Ces explications insinuant que l'employeur aurait fabriqué une preuve ne sont pas crédibles puisque si Mme [U] n'avait pas spontanément contacté l'employeur, celui-ci n'aurait pas eu la moindre connaissance de l'incident qui s'est produit le 3 novembre 2021 [Adresse 3] à [Localité 6], dont M. [N] ne conteste pas l'existence mais dont il offre simplement une version différente. Il est rappelé qu'en matière prud'homale la preuve est libre. Le témoignage d'abord verbal de Mme [U] rapporté par la standardiste puis réitéré par mail est, au contraire de ce que soutient M. [N], très précis sur le fait qu'il n'a pas respecté la priorité et a bloqué la circulation puis s'est montré agressif envers le conducteur du véhicule prioritaire en avançant sur lui avec l'ambulance et en tentant de le frapper. Il importe peu que Mme [U] ne soit pas affirmative (« il me semble ») dans sa description de la couleur des branches des lunettes portées par le conducteur de l'ambulance.

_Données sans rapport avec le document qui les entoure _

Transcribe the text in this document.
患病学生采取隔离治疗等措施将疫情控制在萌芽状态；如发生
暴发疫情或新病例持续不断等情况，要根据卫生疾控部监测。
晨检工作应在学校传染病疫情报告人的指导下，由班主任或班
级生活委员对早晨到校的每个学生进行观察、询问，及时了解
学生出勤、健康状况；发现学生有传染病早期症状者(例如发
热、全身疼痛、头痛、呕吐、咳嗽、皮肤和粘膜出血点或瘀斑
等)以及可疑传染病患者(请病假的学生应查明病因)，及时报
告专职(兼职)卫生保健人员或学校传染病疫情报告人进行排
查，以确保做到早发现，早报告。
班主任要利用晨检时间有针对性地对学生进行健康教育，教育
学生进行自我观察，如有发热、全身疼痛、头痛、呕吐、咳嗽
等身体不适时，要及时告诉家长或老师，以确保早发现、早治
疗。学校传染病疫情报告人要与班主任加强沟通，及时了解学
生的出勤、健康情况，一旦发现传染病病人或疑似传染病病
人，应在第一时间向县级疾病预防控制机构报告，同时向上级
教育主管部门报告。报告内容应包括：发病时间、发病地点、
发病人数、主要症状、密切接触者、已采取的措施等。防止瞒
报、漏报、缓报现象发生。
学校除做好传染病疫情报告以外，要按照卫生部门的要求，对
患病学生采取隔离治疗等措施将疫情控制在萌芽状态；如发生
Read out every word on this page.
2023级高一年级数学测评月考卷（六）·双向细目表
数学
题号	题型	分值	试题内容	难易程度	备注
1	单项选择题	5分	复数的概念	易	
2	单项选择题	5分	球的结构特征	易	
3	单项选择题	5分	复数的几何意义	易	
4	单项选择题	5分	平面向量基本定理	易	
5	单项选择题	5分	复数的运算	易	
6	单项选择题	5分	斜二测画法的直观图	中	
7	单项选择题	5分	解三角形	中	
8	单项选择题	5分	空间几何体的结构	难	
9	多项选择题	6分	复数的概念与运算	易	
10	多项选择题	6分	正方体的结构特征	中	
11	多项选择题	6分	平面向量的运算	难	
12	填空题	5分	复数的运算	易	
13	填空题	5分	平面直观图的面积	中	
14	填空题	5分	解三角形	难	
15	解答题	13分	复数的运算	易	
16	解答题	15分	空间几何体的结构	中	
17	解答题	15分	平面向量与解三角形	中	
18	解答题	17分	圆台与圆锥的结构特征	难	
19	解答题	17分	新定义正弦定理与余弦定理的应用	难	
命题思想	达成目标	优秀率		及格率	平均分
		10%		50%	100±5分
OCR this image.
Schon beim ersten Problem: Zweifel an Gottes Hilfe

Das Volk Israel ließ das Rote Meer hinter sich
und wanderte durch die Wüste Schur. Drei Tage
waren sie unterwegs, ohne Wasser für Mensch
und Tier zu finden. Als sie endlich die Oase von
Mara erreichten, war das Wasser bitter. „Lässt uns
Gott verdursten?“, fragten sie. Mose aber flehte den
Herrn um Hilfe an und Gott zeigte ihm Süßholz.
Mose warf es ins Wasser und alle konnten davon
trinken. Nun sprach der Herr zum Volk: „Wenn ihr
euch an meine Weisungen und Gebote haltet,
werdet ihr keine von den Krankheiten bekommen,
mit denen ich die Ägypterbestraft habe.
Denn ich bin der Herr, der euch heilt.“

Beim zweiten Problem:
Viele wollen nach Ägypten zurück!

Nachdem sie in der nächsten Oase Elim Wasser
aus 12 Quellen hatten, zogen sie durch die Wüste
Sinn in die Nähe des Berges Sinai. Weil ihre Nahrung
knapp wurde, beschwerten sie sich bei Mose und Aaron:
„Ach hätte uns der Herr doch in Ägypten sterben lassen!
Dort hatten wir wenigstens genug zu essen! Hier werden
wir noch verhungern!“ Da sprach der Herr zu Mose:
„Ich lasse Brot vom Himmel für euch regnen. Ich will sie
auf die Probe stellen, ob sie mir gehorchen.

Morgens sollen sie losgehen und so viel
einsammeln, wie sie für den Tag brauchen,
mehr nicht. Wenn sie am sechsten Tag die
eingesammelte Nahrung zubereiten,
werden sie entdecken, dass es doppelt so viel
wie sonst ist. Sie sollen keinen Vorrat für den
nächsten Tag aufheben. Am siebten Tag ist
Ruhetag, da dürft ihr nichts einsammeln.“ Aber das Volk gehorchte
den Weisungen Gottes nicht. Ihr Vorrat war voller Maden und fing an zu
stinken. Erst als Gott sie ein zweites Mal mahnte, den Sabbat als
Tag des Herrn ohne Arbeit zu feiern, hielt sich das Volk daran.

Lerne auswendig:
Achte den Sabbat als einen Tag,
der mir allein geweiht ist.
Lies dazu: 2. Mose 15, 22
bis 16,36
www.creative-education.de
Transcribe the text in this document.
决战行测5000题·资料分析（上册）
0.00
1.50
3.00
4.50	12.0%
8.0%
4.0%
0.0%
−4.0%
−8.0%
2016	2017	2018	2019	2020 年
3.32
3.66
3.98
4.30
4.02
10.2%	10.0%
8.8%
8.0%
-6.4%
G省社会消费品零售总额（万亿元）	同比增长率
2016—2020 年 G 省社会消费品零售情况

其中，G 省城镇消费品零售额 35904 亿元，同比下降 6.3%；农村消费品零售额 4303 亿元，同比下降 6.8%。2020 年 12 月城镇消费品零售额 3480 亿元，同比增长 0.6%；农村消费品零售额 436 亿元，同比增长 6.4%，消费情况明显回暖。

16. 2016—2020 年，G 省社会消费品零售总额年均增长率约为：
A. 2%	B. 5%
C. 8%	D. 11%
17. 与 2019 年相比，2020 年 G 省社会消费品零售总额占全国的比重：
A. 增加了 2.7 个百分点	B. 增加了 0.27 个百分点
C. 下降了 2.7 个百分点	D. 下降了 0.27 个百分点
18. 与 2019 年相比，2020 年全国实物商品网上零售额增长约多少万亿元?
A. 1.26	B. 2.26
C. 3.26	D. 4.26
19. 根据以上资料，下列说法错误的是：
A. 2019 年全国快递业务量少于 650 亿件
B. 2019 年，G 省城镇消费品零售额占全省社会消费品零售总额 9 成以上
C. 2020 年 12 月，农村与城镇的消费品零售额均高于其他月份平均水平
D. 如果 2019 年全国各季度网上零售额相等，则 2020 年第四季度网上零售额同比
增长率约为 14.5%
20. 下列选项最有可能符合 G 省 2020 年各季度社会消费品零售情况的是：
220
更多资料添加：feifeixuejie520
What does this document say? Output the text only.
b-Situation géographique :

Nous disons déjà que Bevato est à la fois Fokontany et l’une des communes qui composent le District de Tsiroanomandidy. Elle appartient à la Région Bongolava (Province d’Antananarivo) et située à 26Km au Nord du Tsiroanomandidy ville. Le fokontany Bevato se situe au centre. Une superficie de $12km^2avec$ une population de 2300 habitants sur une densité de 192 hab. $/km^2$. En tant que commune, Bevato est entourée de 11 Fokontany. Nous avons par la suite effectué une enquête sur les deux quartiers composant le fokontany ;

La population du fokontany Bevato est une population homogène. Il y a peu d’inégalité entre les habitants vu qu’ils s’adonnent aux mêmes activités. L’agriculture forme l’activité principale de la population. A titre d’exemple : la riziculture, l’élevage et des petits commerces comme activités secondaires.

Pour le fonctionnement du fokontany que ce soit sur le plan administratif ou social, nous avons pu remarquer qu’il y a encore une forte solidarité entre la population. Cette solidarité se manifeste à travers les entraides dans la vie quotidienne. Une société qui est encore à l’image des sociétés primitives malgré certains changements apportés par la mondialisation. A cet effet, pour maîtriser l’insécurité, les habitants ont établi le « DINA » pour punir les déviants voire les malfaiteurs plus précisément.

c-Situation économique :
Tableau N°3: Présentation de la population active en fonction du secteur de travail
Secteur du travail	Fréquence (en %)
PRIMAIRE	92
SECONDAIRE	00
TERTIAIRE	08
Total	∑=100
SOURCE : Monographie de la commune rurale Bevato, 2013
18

Mme [K] précise ensuite qu'après la réception par l'employeur du mail de Mme [U], elle lui a fait part du fait que la patiente Mme [M], transportée trois fois par semaine, ne souhaitait plus être véhiculée par M. [N] au motif qu'à plusieurs reprises il avait regardé, tout en conduisant, des séries ou vidéos Tiktok ou passait son temps au téléphone avec son épouse, provoquant une conduite totalement imprudente. Mme [K] ajoute que d'autres patient lui ont confié que M. [N] était imprudent et dangereux sur la route (vitesse excessive, freinage brutal).
M. [N] conteste toute utilisation de son téléphone au volant, si ce n'est pour mettre de la musique lorsque les clients le lui demandent. Il concède avoir pu occasionnellement répondre à sa femme mais toujours avec un kit main-libre et jamais « pendant des heures. »
Il produit par ailleurs le témoignage de M. [L], régulateur au sein de la société MAP Ambulances, de novembre 2020 à janvier 2022, qui indique l'avoir eu comme collègue depuis 2017 et qu'il n'a jamais reçu pour consigne que M. [N] ne transporte plus tel ou tel patient.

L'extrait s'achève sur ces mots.